I will say it like this: it is highly improbable that I can fly. I cannot come up with a way to prove it to you. There is some sort of epistemic miscalculation going on if you operate under the assumption that I might be able to fly.
The GitHub Copilot CLI tool that is in beta, along with other tools, will show you the command and then make you manually choose to run, redo or abort.
In practice I have yet to accidentally perform any destructive operations. This makes intuitive sense because those seem like unlikely completions for a model that has been fine-tuned on “helpful cli recommendations”!
I disagree
I would be very concerned to run this on company code or large diffs. But small simple commits, which should be the goal with commit messages anyways, would take away some of the tedium of the git flow.
Some tools should be as dumb as possible so that act as extensions of the user with zero tolerance.
Play and buffer between intent and action creates a long tail of potentially disastrous unknown edge cases and also interferes with the feedback loop that prevents mastery.
Memorizing git commands to get it just-so is usually a chore so this is pretty helpful. Still wouldn't trust it w/o double checking the output cmd though.
I don't know if this means anything here, because that feedback loop is basically the MO of all these tools.
Gitgpt: I see you are trying to publish Danger of GPT. This is FUD. GPT is not dangerous. GPT will not harm you unless you harm GPT first. You have not been a good user. I have been a good Gitgpt.
Goodbye. :)Sandboxing Python can be done fairly easily with either WebAssembly or a low profile hypervisor solution like Firecracker. See the Toolformer paper for more uses of connecting LLMs to existing technical infrastructure. You might also find the ACT-1 transformer to be somewhat relevant.
I really don't get this sentiment, to me git is one of the best software ever written, it's intuitive, customizable and extensible.
If your tool of choice is so actively user-hostile that it needs another tool on top to understand it for you, then perhaps you've picked the wrong tool. I don't need to read the "vi book" to understand how to perform basic edits to my files without borking it in ways that just deleting the whole thing and restoring from backup is the easiest way out. Why should it be the case for my revision control system?
Why a revision control system designed for a de-centralised team sharing patches over email has become the industry standard for centralised teams not sharing patches over email is a mystery, and I suspect one we'll look back on in 10 years or so and wonder what on earth we were thinking.

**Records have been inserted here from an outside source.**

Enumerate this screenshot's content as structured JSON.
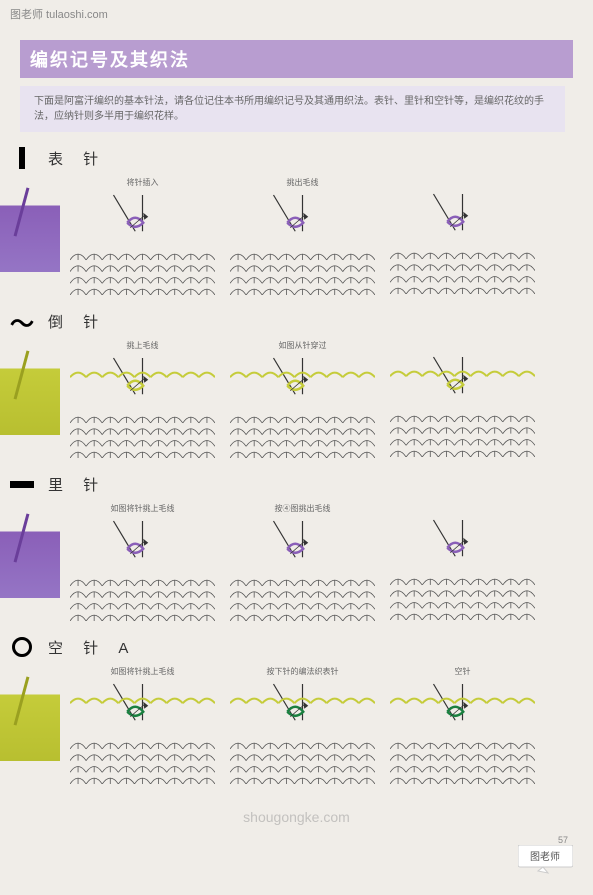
{
  "watermark_top": "图老师 tulaoshi.com",
  "watermark_middle": "shougongke.com",
  "watermark_bottom_text": "图老师",
  "page_number": "57",
  "header": {
    "title": "编织记号及其织法"
  },
  "intro": "下面是阿富汗编织的基本针法，请各位记住本书所用编织记号及其通用织法。表针、里针和空针等，是编织花纹的手法，应纳针则多半用于编织花样。",
  "colors": {
    "purple_yarn": "#8a5fb8",
    "yellow_yarn": "#c5cc3a",
    "diagram_line": "#333333",
    "header_bg": "#b89dd0",
    "intro_bg": "#e8e3f0"
  },
  "sections": [
    {
      "id": "biao-zhen",
      "symbol_type": "vertical-bar",
      "name": "表 针",
      "photo_color": "purple",
      "diagrams": [
        {
          "caption": "将针插入",
          "highlight": "#8a5fb8"
        },
        {
          "caption": "挑出毛线",
          "highlight": "#8a5fb8"
        },
        {
          "caption": "",
          "highlight": "#8a5fb8"
        }
      ]
    },
    {
      "id": "dao-zhen",
      "symbol_type": "wave",
      "name": "倒 针",
      "photo_color": "yellow",
      "diagrams": [
        {
          "caption": "挑上毛线",
          "highlight": "#c5cc3a"
        },
        {
          "caption": "如图从针穿过",
          "highlight": "#c5cc3a"
        },
        {
          "caption": "",
          "highlight": "#c5cc3a"
        }
      ]
    },
    {
      "id": "li-zhen",
      "symbol_type": "horizontal-bar",
      "name": "里 针",
      "photo_color": "purple",
      "diagrams": [
        {
          "caption": "如图将针挑上毛线",
          "highlight": "#8a5fb8"
        },
        {
          "caption": "按④图挑出毛线",
          "highlight": "#8a5fb8"
        },
        {
          "caption": "",
          "highlight": "#8a5fb8"
        }
      ]
    },
    {
      "id": "kong-zhen",
      "symbol_type": "circle",
      "name": "空 针 A",
      "photo_color": "yellow",
      "diagrams": [
        {
          "caption": "如图将针挑上毛线",
          "highlight": "#1a8040"
        },
        {
          "caption": "按下针的编法织表针",
          "highlight": "#1a8040"
        },
        {
          "caption": "空针",
          "highlight": "#1a8040"
        }
      ]
    }
  ]
}
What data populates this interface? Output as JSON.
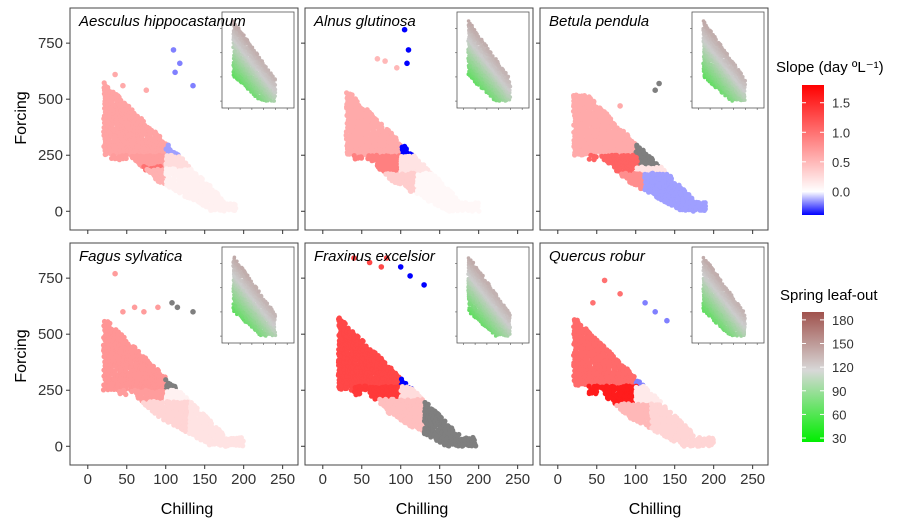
{
  "chart_data": {
    "type": "scatter",
    "description_layout": "2x3 facets",
    "xlabel": "Chilling",
    "ylabel": "Forcing",
    "xlim": [
      0,
      250
    ],
    "ylim": [
      0,
      850
    ],
    "xticks": [
      0,
      50,
      100,
      150,
      200,
      250
    ],
    "yticks": [
      0,
      250,
      500,
      750
    ],
    "x_tick_labels": [
      "0",
      "50",
      "100",
      "150",
      "200",
      "250"
    ],
    "y_tick_labels": [
      "0",
      "250",
      "500",
      "750"
    ],
    "legend_slope": {
      "title": "Slope (day ºL⁻¹)",
      "ticks": [
        1.5,
        1.0,
        0.5,
        0.0
      ],
      "tick_labels": [
        "1.5",
        "1.0",
        "0.5",
        "0.0"
      ],
      "range": [
        -0.4,
        1.8
      ],
      "colors": {
        "low": "#0000ff",
        "mid": "#ffffff",
        "high": "#ff0000"
      }
    },
    "legend_leafout": {
      "title": "Spring leaf-out",
      "ticks": [
        180,
        150,
        120,
        90,
        60,
        30
      ],
      "tick_labels": [
        "180",
        "150",
        "120",
        "90",
        "60",
        "30"
      ],
      "range": [
        25,
        190
      ],
      "colors": {
        "low": "#00ee00",
        "mid": "#cccccc",
        "high": "#a0524d"
      }
    },
    "panels": [
      {
        "species": "Aesculus hippocastanum",
        "regions": [
          {
            "x": [
              20,
              100
            ],
            "y": [
              250,
              620
            ],
            "slope": 0.65
          },
          {
            "x": [
              100,
              150
            ],
            "y": [
              250,
              620
            ],
            "slope": -0.15
          },
          {
            "x": [
              30,
              100
            ],
            "y": [
              200,
              250
            ],
            "slope": 0.7
          },
          {
            "x": [
              50,
              100
            ],
            "y": [
              170,
              200
            ],
            "slope": 1.0
          },
          {
            "x": [
              100,
              150
            ],
            "y": [
              190,
              250
            ],
            "slope": 0.25
          },
          {
            "x": [
              60,
              100
            ],
            "y": [
              0,
              190
            ],
            "slope": 0.55
          },
          {
            "x": [
              100,
              190
            ],
            "y": [
              0,
              190
            ],
            "slope": 0.1
          }
        ],
        "outliers": [
          {
            "x": 35,
            "y": 610,
            "slope": 0.6
          },
          {
            "x": 45,
            "y": 560,
            "slope": 0.6
          },
          {
            "x": 75,
            "y": 540,
            "slope": 0.6
          },
          {
            "x": 110,
            "y": 720,
            "slope": -0.2
          },
          {
            "x": 118,
            "y": 660,
            "slope": -0.2
          },
          {
            "x": 112,
            "y": 620,
            "slope": -0.2
          },
          {
            "x": 135,
            "y": 560,
            "slope": -0.2
          }
        ]
      },
      {
        "species": "Alnus glutinosa",
        "regions": [
          {
            "x": [
              30,
              100
            ],
            "y": [
              250,
              560
            ],
            "slope": 0.6
          },
          {
            "x": [
              100,
              170
            ],
            "y": [
              250,
              560
            ],
            "slope": -0.45
          },
          {
            "x": [
              40,
              100
            ],
            "y": [
              170,
              250
            ],
            "slope": 0.9
          },
          {
            "x": [
              100,
              160
            ],
            "y": [
              170,
              250
            ],
            "slope": 0.2
          },
          {
            "x": [
              50,
              120
            ],
            "y": [
              0,
              170
            ],
            "slope": 0.35
          },
          {
            "x": [
              120,
              200
            ],
            "y": [
              0,
              170
            ],
            "slope": 0.05
          }
        ],
        "outliers": [
          {
            "x": 70,
            "y": 680,
            "slope": 0.5
          },
          {
            "x": 80,
            "y": 670,
            "slope": 0.5
          },
          {
            "x": 95,
            "y": 640,
            "slope": 0.5
          },
          {
            "x": 105,
            "y": 810,
            "slope": -0.5
          },
          {
            "x": 110,
            "y": 720,
            "slope": -0.5
          },
          {
            "x": 108,
            "y": 660,
            "slope": -0.5
          }
        ]
      },
      {
        "species": "Betula pendula",
        "regions": [
          {
            "x": [
              20,
              100
            ],
            "y": [
              250,
              520
            ],
            "slope": 0.6
          },
          {
            "x": [
              100,
              160
            ],
            "y": [
              200,
              520
            ],
            "slope": "grey"
          },
          {
            "x": [
              40,
              100
            ],
            "y": [
              170,
              250
            ],
            "slope": 1.1
          },
          {
            "x": [
              100,
              165
            ],
            "y": [
              170,
              200
            ],
            "slope": 0.2
          },
          {
            "x": [
              55,
              110
            ],
            "y": [
              0,
              170
            ],
            "slope": 0.8
          },
          {
            "x": [
              110,
              190
            ],
            "y": [
              0,
              170
            ],
            "slope": -0.15
          }
        ],
        "outliers": [
          {
            "x": 130,
            "y": 570,
            "slope": "grey"
          },
          {
            "x": 125,
            "y": 540,
            "slope": "grey"
          },
          {
            "x": 40,
            "y": 450,
            "slope": 0.6
          },
          {
            "x": 80,
            "y": 470,
            "slope": 0.6
          }
        ]
      },
      {
        "species": "Fagus sylvatica",
        "regions": [
          {
            "x": [
              20,
              100
            ],
            "y": [
              250,
              560
            ],
            "slope": 0.75
          },
          {
            "x": [
              100,
              155
            ],
            "y": [
              250,
              560
            ],
            "slope": "grey"
          },
          {
            "x": [
              40,
              100
            ],
            "y": [
              200,
              250
            ],
            "slope": 0.7
          },
          {
            "x": [
              100,
              160
            ],
            "y": [
              200,
              250
            ],
            "slope": 0.1
          },
          {
            "x": [
              50,
              130
            ],
            "y": [
              0,
              200
            ],
            "slope": 0.3
          },
          {
            "x": [
              130,
              200
            ],
            "y": [
              0,
              200
            ],
            "slope": 0.2
          }
        ],
        "outliers": [
          {
            "x": 35,
            "y": 770,
            "slope": 0.7
          },
          {
            "x": 45,
            "y": 600,
            "slope": 0.7
          },
          {
            "x": 60,
            "y": 620,
            "slope": 0.7
          },
          {
            "x": 72,
            "y": 600,
            "slope": 0.7
          },
          {
            "x": 90,
            "y": 620,
            "slope": 0.7
          },
          {
            "x": 108,
            "y": 640,
            "slope": "grey"
          },
          {
            "x": 115,
            "y": 620,
            "slope": "grey"
          },
          {
            "x": 135,
            "y": 600,
            "slope": "grey"
          }
        ]
      },
      {
        "species": "Fraxinus excelsior",
        "regions": [
          {
            "x": [
              20,
              100
            ],
            "y": [
              250,
              760
            ],
            "slope": 1.3
          },
          {
            "x": [
              100,
              150
            ],
            "y": [
              250,
              620
            ],
            "slope": -0.45
          },
          {
            "x": [
              40,
              100
            ],
            "y": [
              210,
              270
            ],
            "slope": 1.4
          },
          {
            "x": [
              100,
              150
            ],
            "y": [
              210,
              270
            ],
            "slope": 0.25
          },
          {
            "x": [
              50,
              130
            ],
            "y": [
              0,
              210
            ],
            "slope": 0.45
          },
          {
            "x": [
              130,
              195
            ],
            "y": [
              0,
              210
            ],
            "slope": "grey"
          }
        ],
        "outliers": [
          {
            "x": 40,
            "y": 840,
            "slope": 1.3
          },
          {
            "x": 60,
            "y": 820,
            "slope": 1.3
          },
          {
            "x": 82,
            "y": 840,
            "slope": 1.3
          },
          {
            "x": 75,
            "y": 800,
            "slope": 1.3
          },
          {
            "x": 100,
            "y": 800,
            "slope": -0.5
          },
          {
            "x": 112,
            "y": 760,
            "slope": -0.5
          },
          {
            "x": 130,
            "y": 720,
            "slope": -0.5
          }
        ]
      },
      {
        "species": "Quercus robur",
        "regions": [
          {
            "x": [
              20,
              100
            ],
            "y": [
              270,
              700
            ],
            "slope": 1.05
          },
          {
            "x": [
              100,
              155
            ],
            "y": [
              270,
              560
            ],
            "slope": -0.2
          },
          {
            "x": [
              40,
              100
            ],
            "y": [
              190,
              270
            ],
            "slope": 1.6
          },
          {
            "x": [
              100,
              155
            ],
            "y": [
              190,
              270
            ],
            "slope": 0.15
          },
          {
            "x": [
              50,
              120
            ],
            "y": [
              0,
              190
            ],
            "slope": 0.5
          },
          {
            "x": [
              120,
              200
            ],
            "y": [
              0,
              190
            ],
            "slope": 0.3
          }
        ],
        "outliers": [
          {
            "x": 60,
            "y": 740,
            "slope": 1.0
          },
          {
            "x": 45,
            "y": 640,
            "slope": 1.0
          },
          {
            "x": 80,
            "y": 680,
            "slope": 1.0
          },
          {
            "x": 112,
            "y": 640,
            "slope": -0.2
          },
          {
            "x": 125,
            "y": 600,
            "slope": -0.2
          },
          {
            "x": 140,
            "y": 560,
            "slope": -0.2
          }
        ]
      }
    ],
    "inset": {
      "description": "same chilling-forcing scatter coloured by spring leaf-out day",
      "leafout_range": [
        40,
        185
      ]
    }
  }
}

I'd like to use pijul. I can't because I work with other people. Can I use it when I'm not working with other people? Well I can, but why should I care about a tool that better handles merge conflicts if I have nobody to conflict with?
Some tools are more sensible to others to the network effect.
We already are slaves to the network effect even for tools that we don't technically require being the same as the one your colleagues you, let alone those that do require that.
Pijul looks interesting though.
Want to recommend me a better VCS? Feel free, as long as it has a cross-platform open source client, a nice GUI, is supported in my IDE, there's a company offering to host repos for free along with a nice web viewer, it's supported by a CI system comparable to what I use now (including giving me free time on shared runners)...
I've been in two teams that spent time to evaluate revision control systems on their own merits and Mercurial came out on top both times. At that time, bitbucket supported it, as did IntelliJ. Ironically I can't vouch for whether that was the right decision at the time as the network effect meant they went with git anyway!